On Sunday morning we went on a hike and had our sermon while seated on the rocks of river Maragua. Nature has a way of evoking thought and reflection in most people and the sound of rushing water is pure bliss and a somewhat hypnotizing tranquility. It took me to my happy place, the space where my creative juices are flowing and words just arrange themselves in my mind. A writer’s heaven. I had in fact drafted a whole blog post but good old internet decided to play the sadist and conveniently refused to load all what I had written. As a result I lost the post but bygones are bygones. I refuse to continue the string of bad adjectives I used to describe the net. I’d probably get censored.
The speaker was talking about the fact that our lives are not always just about us. We are part of a bigger picture that may seem to elude us but it all comes clear in due time. He gave us a few moments to get our own personal space and think about what we’d tell God if he showed up today.

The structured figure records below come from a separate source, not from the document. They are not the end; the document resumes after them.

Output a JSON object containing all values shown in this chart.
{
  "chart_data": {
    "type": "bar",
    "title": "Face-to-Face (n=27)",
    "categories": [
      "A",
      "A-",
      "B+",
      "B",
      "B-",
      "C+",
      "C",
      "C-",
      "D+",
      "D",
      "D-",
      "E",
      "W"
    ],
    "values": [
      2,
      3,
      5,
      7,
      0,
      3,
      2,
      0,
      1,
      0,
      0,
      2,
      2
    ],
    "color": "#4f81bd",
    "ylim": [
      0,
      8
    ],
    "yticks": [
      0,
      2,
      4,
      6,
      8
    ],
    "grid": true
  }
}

I love such moments. Many don’t understand the power of spending time with self. I am one who enjoys conversation with me. Maybe am weird but it works for me so why not. First I couldn’t get over the fact of how relaxed I felt by the waters so I made a mental note to have a waterfall in my backyard in future when I’ll be a fully grown. Not that am not, but I like to believe that I have a whole lot to learn before I have the grace and easy sway of knowledge and wisdom that comes with being a grown up. The water fall will be my zone where I can reboot and breathe. Or even better,a place to escape nagging in-laws. But God forbid it. My patience quotient has not reached the level where I can sit and watch people driving me crazy.

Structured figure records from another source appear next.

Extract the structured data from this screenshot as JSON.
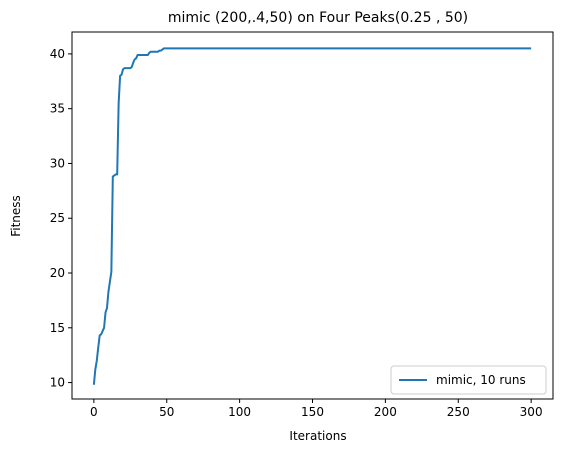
{
  "chart_data": {
    "type": "line",
    "title": "mimic (200,.4,50) on Four Peaks(0.25 , 50)",
    "xlabel": "Iterations",
    "ylabel": "Fitness",
    "xlim": [
      -15,
      315
    ],
    "ylim": [
      8.5,
      42
    ],
    "xticks": [
      0,
      50,
      100,
      150,
      200,
      250,
      300
    ],
    "yticks": [
      10,
      15,
      20,
      25,
      30,
      35,
      40
    ],
    "grid": false,
    "legend_position": "lower-right",
    "series": [
      {
        "name": "mimic, 10 runs",
        "color": "#1f77b4",
        "x": [
          0,
          1,
          2,
          3,
          4,
          5,
          6,
          7,
          8,
          9,
          10,
          11,
          12,
          13,
          14,
          15,
          16,
          17,
          18,
          19,
          20,
          21,
          22,
          23,
          24,
          25,
          26,
          27,
          28,
          29,
          30,
          31,
          32,
          33,
          34,
          35,
          36,
          37,
          38,
          39,
          40,
          41,
          42,
          43,
          44,
          45,
          46,
          47,
          48,
          49,
          50,
          51,
          52,
          60,
          100,
          150,
          200,
          250,
          300
        ],
        "y": [
          9.8,
          11.2,
          12.0,
          13.2,
          14.3,
          14.4,
          14.7,
          15.0,
          16.4,
          16.8,
          18.3,
          19.2,
          20.1,
          28.8,
          28.9,
          29.0,
          29.0,
          35.5,
          38.0,
          38.1,
          38.6,
          38.7,
          38.7,
          38.7,
          38.7,
          38.7,
          38.8,
          39.2,
          39.5,
          39.6,
          39.9,
          39.9,
          39.9,
          39.9,
          39.9,
          39.9,
          39.9,
          39.9,
          40.1,
          40.2,
          40.2,
          40.2,
          40.2,
          40.2,
          40.2,
          40.3,
          40.3,
          40.4,
          40.5,
          40.5,
          40.5,
          40.5,
          40.5,
          40.5,
          40.5,
          40.5,
          40.5,
          40.5,
          40.5
        ]
      }
    ]
  }
}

I got to think about the fact that my life is not really mine but someone else fashions my steps and the outcome of my life. Its frankly a little disheartening because the widely preached notion that we are in charge of the course of our lives gets nullified. I don’t know if it’s just me but there is an air of change and transformation in the horizon and its catching on to many people. Just the other day, a few of my roommates friends came visiting and we got engaged in a heated debate about the validity of the Bible and the concept of life, right and wrong. I sincerely did not expect us to ever talk such things with them. So it got me interested and it confirms my theory that humans, no matter how hard the try to hide it, seek structure and truth in their lives. A source of consolation. This year,in my opinion, will be a year of new things. trying out things that i never have so as i sat on the rock, my one prayer to God was to give me the opportunities and guts.

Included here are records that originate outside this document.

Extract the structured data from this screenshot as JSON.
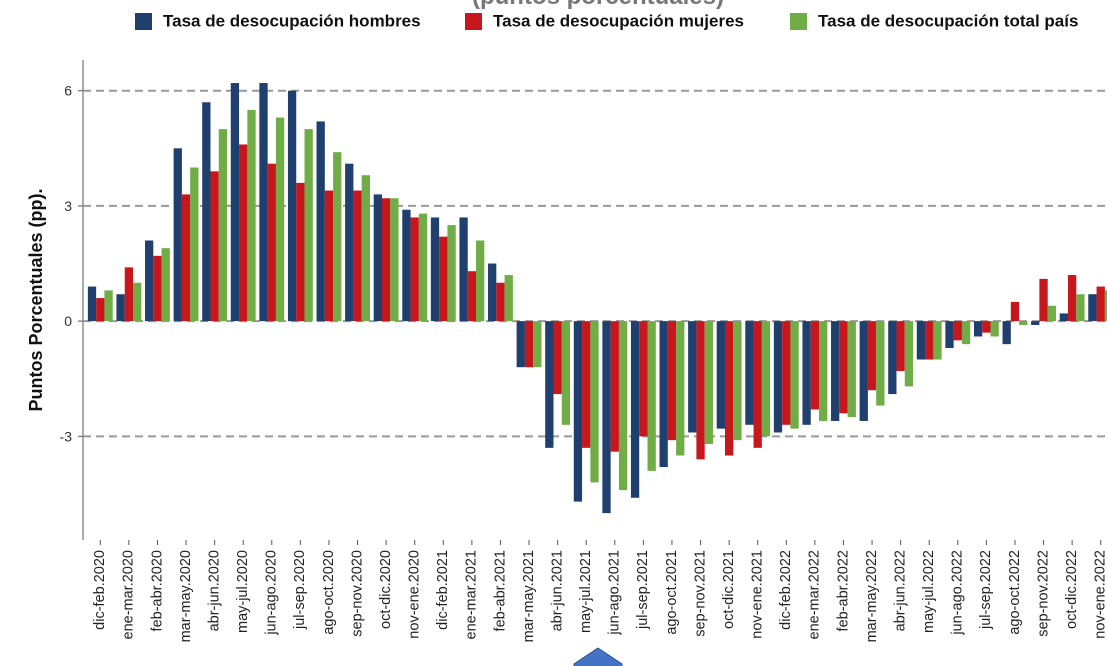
{
  "chart_data": {
    "type": "bar",
    "title": "(puntos porcentuales)",
    "ylabel": "Puntos Porcentuales (pp).",
    "categories": [
      "dic-feb.2020",
      "ene-mar.2020",
      "feb-abr.2020",
      "mar-may.2020",
      "abr-jun.2020",
      "may-jul.2020",
      "jun-ago.2020",
      "jul-sep.2020",
      "ago-oct.2020",
      "sep-nov.2020",
      "oct-dic.2020",
      "nov-ene.2020",
      "dic-feb.2021",
      "ene-mar.2021",
      "feb-abr.2021",
      "mar-may.2021",
      "abr-jun.2021",
      "may-jul.2021",
      "jun-ago.2021",
      "jul-sep.2021",
      "ago-oct.2021",
      "sep-nov.2021",
      "oct-dic.2021",
      "nov-ene.2021",
      "dic-feb.2022",
      "ene-mar.2022",
      "feb-abr.2022",
      "mar-may.2022",
      "abr-jun.2022",
      "may-jul.2022",
      "jun-ago.2022",
      "jul-sep.2022",
      "ago-oct.2022",
      "sep-nov.2022",
      "oct-dic.2022",
      "nov-ene.2022"
    ],
    "series": [
      {
        "name": "Tasa de desocupación hombres",
        "color": "#1f3f6e",
        "values": [
          0.9,
          0.7,
          2.1,
          4.5,
          5.7,
          6.2,
          6.2,
          6.0,
          5.2,
          4.1,
          3.3,
          2.9,
          2.7,
          2.7,
          1.5,
          -1.2,
          -3.3,
          -4.7,
          -5.0,
          -4.6,
          -3.8,
          -2.9,
          -2.8,
          -2.7,
          -2.9,
          -2.7,
          -2.6,
          -2.6,
          -1.9,
          -1.0,
          -0.7,
          -0.4,
          -0.6,
          -0.1,
          0.2,
          0.7
        ]
      },
      {
        "name": "Tasa de desocupación mujeres",
        "color": "#c8161d",
        "values": [
          0.6,
          1.4,
          1.7,
          3.3,
          3.9,
          4.6,
          4.1,
          3.6,
          3.4,
          3.4,
          3.2,
          2.7,
          2.2,
          1.3,
          1.0,
          -1.2,
          -1.9,
          -3.3,
          -3.4,
          -3.0,
          -3.1,
          -3.6,
          -3.5,
          -3.3,
          -2.7,
          -2.3,
          -2.4,
          -1.8,
          -1.3,
          -1.0,
          -0.5,
          -0.3,
          0.5,
          1.1,
          1.2,
          0.9
        ]
      },
      {
        "name": "Tasa de desocupación total país",
        "color": "#70ad47",
        "values": [
          0.8,
          1.0,
          1.9,
          4.0,
          5.0,
          5.5,
          5.3,
          5.0,
          4.4,
          3.8,
          3.2,
          2.8,
          2.5,
          2.1,
          1.2,
          -1.2,
          -2.7,
          -4.2,
          -4.4,
          -3.9,
          -3.5,
          -3.2,
          -3.1,
          -3.0,
          -2.8,
          -2.6,
          -2.5,
          -2.2,
          -1.7,
          -1.0,
          -0.6,
          -0.4,
          -0.1,
          0.4,
          0.7,
          0.8
        ]
      }
    ],
    "ylim": [
      -5.7,
      6.8
    ],
    "yticks": [
      -3,
      0,
      3,
      6
    ],
    "grid": true
  }
}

After the moment with nature and my thoughts, we went on a long hike.It was tiring but fun.I bet i would have fun anywhere as long as i had the people that were there. Awesome personalities. Its good to appreciate people while they can still receive it so this is my big up to the good times and memories. Before i sign off, i have to say that today i will give my first ever poetry reading. I’d call it a recital but i did not memorize the words so its a poetry reading. I titled it Stage fright. Symbolic huh? I hope i won’t cave in. Wish me luck!